A Jénine, lors de la journée de grève générale, le 10 décembre (photo AFP).
Par la rédaction d’IO
Publié le 28 décembre 2024
Temps de lecture : 4 minutes

 

Depuis que les forces de sécurité palestiniennes ont commencé leur attaque contre le camp de Jénine, en coordination opérationnelle avec l’administration américaine et les forces d’occupation israélienne, la population du camp n’a cessé de se souder autour des groupes de résistants.

Plusieurs jours de grève générale ont été suivis par l’ensemble des commerces du camp. Les médias affiliés à l’Autorité décrivent de manière caricaturale ceux que les habitants appellent « les combattants de la résistance » comme des « groupes hors-la-loi », « travaillant pour un agenda étranger » et « qui voudraient entraîner la Cisjordanie sur le terrain de Gaza ».

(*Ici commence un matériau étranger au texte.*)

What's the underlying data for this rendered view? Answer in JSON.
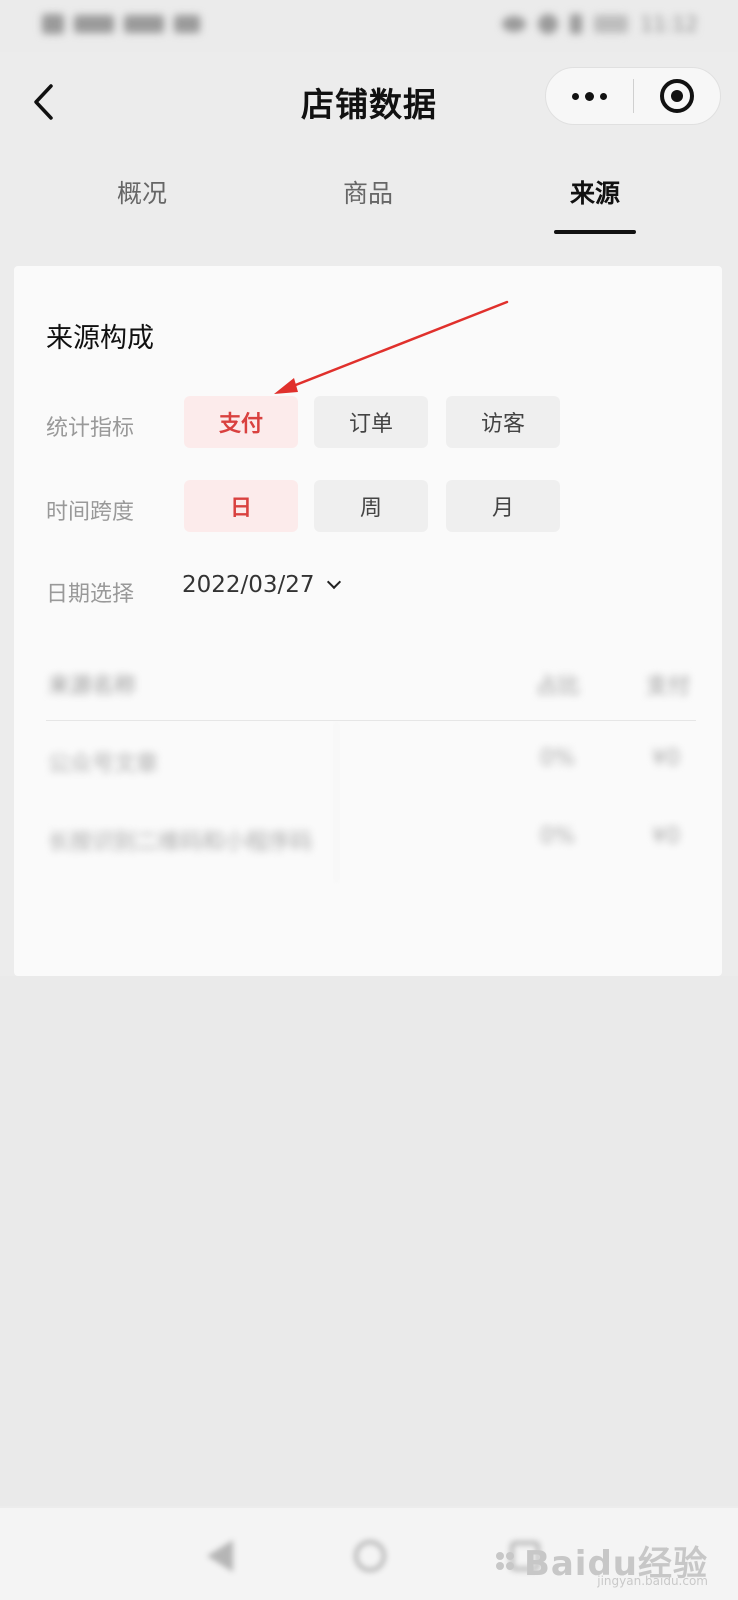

L’opération de Jénine marque une fois de plus la faillite complète de l’Autorité palestinienne et des accords d’Oslo qui l’ont constitué et revenaient à donner une image « démocratique » de l’occupation sur la base du principe « l’argent contre la sécurité ». Les raids menés par les forces de répression de l’Autorité palestinienne reprennent le même mode opératoire que ceux de l’armée israélienne, ce qui ne fait que renforcer dans la population de Cisjordanie le rejet de l’Autorité de Ramallah. F. L.

Entretien avec Shami Youssef al-Shami dirigeant politique dans le camp de Jénine

réalisé le 21 décembre par nos correspondants dans le nord de la Palestine

« L’Autorité palestinienne veut briser la résistance dans le camp. L’Autorité a coupé l’eau, l’électricité, et l’approvisionnement en nourriture des résidents du camp en guise de punition collective. »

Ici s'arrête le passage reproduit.